Preliminary Program

Bit-Flexible Systolic Architecture: Optimizing Processing Elements with Application-Specific Floating-Point Truncation

Dantu Nandini Devi¹ and Madhav Rao²
¹International Institute of Information Technology Bangalore, ²International Institute of Information Technology-Bangalore

Abstract

Leveraging hardware-level approximate computing in Convolutional Neural Networks (CNNs) enables faster computation, improved power efficiency, and a reduced design footprint. This paper proposes a unified framework for designing approximate floating-point multipliers optimized for error-resilient applications. By adopting a right shift-based multiplication algorithm for combinational logic and integrating multiple compressor configurations with unique error profiles, the design space is significantly expanded across FP32, TF32, and BF16 formats.
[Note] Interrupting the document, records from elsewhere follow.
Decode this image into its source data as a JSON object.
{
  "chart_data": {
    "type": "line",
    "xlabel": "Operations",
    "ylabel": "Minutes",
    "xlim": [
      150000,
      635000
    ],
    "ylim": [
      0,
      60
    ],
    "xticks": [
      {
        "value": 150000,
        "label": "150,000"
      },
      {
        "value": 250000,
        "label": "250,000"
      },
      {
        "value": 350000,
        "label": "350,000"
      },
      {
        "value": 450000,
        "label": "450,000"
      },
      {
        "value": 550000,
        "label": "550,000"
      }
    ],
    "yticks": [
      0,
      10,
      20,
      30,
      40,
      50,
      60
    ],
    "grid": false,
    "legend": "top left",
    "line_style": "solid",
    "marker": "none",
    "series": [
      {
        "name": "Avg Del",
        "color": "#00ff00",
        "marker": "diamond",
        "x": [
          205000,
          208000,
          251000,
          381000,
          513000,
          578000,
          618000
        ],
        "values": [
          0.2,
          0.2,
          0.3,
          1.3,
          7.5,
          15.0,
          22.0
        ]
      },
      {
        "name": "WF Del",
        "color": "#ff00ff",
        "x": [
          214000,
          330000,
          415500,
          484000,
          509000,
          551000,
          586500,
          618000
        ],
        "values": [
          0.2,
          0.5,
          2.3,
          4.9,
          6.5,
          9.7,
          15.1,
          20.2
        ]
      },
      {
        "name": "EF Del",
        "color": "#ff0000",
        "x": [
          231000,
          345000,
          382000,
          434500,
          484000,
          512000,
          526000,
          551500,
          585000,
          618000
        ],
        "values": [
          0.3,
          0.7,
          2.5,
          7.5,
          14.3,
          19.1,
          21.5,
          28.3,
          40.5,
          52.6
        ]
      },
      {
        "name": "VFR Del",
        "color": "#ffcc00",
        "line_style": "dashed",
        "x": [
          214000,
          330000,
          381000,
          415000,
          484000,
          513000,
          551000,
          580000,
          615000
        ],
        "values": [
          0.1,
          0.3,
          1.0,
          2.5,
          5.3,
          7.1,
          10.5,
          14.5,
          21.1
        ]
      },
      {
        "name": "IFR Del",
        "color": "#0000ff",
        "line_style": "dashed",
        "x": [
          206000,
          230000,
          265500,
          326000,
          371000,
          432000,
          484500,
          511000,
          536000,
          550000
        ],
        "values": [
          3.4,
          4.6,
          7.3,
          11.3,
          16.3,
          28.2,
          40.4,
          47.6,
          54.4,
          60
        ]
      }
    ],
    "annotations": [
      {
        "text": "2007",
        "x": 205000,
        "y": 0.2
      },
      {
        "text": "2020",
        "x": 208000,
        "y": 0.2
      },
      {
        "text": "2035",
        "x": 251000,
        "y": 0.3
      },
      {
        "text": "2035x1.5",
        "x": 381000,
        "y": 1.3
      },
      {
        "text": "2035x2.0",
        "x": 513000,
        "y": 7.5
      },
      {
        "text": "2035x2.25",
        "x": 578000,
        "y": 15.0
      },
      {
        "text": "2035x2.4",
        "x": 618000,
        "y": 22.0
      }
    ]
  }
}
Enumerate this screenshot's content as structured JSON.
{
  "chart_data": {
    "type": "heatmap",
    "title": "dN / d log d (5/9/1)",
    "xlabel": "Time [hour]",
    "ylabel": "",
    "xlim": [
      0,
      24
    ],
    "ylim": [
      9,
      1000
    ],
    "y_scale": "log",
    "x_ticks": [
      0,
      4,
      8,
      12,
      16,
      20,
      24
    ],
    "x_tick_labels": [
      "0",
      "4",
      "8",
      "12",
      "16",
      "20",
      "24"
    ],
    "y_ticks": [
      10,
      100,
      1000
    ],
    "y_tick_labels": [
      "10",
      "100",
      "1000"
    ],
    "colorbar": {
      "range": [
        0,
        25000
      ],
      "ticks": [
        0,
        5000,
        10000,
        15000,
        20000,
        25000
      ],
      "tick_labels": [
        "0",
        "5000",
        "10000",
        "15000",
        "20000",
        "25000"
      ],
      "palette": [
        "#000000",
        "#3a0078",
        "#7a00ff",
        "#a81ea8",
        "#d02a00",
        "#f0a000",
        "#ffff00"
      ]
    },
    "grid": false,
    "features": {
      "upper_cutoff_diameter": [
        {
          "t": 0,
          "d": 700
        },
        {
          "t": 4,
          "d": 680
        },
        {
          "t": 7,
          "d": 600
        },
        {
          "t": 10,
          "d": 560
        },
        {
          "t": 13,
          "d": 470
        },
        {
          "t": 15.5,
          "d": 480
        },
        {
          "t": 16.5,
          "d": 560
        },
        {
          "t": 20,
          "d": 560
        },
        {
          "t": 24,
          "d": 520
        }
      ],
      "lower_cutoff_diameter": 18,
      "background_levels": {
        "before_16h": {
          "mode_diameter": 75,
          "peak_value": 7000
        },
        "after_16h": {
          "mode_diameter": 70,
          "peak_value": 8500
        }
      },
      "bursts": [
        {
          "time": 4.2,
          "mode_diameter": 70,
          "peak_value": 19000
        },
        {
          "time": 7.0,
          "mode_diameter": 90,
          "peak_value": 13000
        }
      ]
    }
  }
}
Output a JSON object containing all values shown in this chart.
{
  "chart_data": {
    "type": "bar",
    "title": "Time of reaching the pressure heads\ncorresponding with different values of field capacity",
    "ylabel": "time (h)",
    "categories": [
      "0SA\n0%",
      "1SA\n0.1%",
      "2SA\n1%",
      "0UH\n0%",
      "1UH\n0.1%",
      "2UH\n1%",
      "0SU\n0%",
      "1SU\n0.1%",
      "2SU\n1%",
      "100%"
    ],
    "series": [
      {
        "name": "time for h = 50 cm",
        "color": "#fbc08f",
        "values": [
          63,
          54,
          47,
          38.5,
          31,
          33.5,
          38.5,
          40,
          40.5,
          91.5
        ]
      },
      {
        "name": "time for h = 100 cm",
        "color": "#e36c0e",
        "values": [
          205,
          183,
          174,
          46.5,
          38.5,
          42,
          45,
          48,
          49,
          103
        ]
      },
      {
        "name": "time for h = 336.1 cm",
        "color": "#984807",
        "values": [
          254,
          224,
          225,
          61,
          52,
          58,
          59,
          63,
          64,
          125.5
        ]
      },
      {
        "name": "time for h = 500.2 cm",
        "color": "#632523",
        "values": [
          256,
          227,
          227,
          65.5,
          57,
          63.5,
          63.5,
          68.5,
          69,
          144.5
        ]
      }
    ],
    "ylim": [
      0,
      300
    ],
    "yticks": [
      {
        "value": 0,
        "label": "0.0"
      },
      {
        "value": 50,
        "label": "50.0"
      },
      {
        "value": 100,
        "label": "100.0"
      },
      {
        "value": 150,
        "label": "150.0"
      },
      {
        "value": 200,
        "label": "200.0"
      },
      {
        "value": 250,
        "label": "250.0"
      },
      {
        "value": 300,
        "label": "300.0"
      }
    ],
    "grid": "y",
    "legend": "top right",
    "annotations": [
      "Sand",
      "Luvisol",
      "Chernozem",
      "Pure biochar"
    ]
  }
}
A multi-objective optimization using NSGA-II is employed to explore this space efficiently, targeting truncation depth, approximation range, and compressor arrangement. Evaluations across image processing, CNNs, and JPEG compression demonstrate around 15% improvement in the critical path delay and over 50% gains in power consumption and silicon footprint with minimal loss in output quality. In some CNN scenarios, approximate multipliers even improve inference accuracy, revealing their potential not only for efficiency but also for enhanced generalisation. Furthermore, the framework and hardware design files are made available for further usage to the designers' and researchers community.